利用ImageDataGenerator构建数据集

ImageDataGenerator属于Keras的图片预处理模块,在Tensorflow 2.0中已集成了Keras的API。

本文利用ImageDataGenerator来完成一个基本的机器学习流程:

  1. 检查并了解数据
  2. 建立输入管道
  3. 建立模型
  4. 训练模型
  5. 测试模型
  6. 改进模型并重复该过程

 1. 检查并了解数据:

  • 导入必要的package

from __future__ import absolute_import, division, print_function, unicode_literals

import tensorflow as tf

from tensorflow.keras.models import Sequential
from tensorflow.keras.layers import Dense, Conv2D, Flatten, Dropout, MaxPooling2D
from tensorflow.keras.preprocessing.image import ImageDataGenerator

import os
import numpy as np
import matplotlib.pyplot as plt
  • 下载图片数据

本文以猫狗分类数据集为例子。

_URL = 'https://storage.googleapis.com/mledu-datasets/cats_and_dogs_filtered.zip'

path_to_zip = tf.keras.utils.get_file('cats_and_dogs.zip', origin=_URL, extract=True)

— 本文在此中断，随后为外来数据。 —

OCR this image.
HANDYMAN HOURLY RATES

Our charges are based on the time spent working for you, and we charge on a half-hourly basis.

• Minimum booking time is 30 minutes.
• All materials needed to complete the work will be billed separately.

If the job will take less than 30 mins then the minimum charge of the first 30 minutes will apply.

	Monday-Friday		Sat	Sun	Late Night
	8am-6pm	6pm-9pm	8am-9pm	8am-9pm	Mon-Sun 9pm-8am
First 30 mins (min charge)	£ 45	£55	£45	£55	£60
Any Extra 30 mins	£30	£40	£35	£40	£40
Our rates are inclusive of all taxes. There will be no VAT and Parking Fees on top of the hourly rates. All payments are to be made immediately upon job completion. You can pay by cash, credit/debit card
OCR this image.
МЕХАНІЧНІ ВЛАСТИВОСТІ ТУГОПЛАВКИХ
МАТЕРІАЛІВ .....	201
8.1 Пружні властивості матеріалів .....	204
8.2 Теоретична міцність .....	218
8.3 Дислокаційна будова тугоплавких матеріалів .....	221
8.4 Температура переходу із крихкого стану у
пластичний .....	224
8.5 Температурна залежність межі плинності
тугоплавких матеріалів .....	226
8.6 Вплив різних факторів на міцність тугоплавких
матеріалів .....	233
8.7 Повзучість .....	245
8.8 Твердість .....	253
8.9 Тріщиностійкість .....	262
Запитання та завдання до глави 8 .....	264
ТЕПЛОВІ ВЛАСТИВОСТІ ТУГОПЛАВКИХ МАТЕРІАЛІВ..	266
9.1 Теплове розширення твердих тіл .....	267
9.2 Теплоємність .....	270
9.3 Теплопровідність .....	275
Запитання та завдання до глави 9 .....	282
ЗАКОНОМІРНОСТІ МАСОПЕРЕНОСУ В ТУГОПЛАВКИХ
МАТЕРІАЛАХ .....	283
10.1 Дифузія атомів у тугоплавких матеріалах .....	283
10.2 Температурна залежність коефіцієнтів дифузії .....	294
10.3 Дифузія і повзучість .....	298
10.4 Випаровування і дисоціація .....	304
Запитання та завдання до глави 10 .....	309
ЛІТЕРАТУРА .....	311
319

PATH = os.path.join(os.path.dirname(path_to_zip), 'cats_and_dogs_filtered')

可以打印PATH变量查看图片保存路径:print(PATH)

图片文件结构如下:

cats_and_dogs_filtered
|__ train
    |______ cats: [cat.0.jpg, cat.1.jpg, cat.2.jpg ....]
    |______ dogs: [dog.0.jpg, dog.1.jpg, dog.2.jpg ...]
|__ validation
    |______ cats: [cat.2000.jpg, cat.2001.jpg, cat.2002.jpg ....]
    |______ dogs: [dog.2000.jpg, dog.2001.jpg, dog.2002.jpg ...]
  • 划分训练/验证数据集

由于这个数据集本身就已经按文件夹划分好的训练/验证数据集,因此可以直接基于这些文件夹来生成不同的数据集。

后面部分将使用.flow_from_directory(directory)方法来生成数据集,因此先构建训练/验证数据集的文件路径名:

train_dir = os.path.join(PATH, 'train')
validation_dir = os.path.join(PATH, 'validation')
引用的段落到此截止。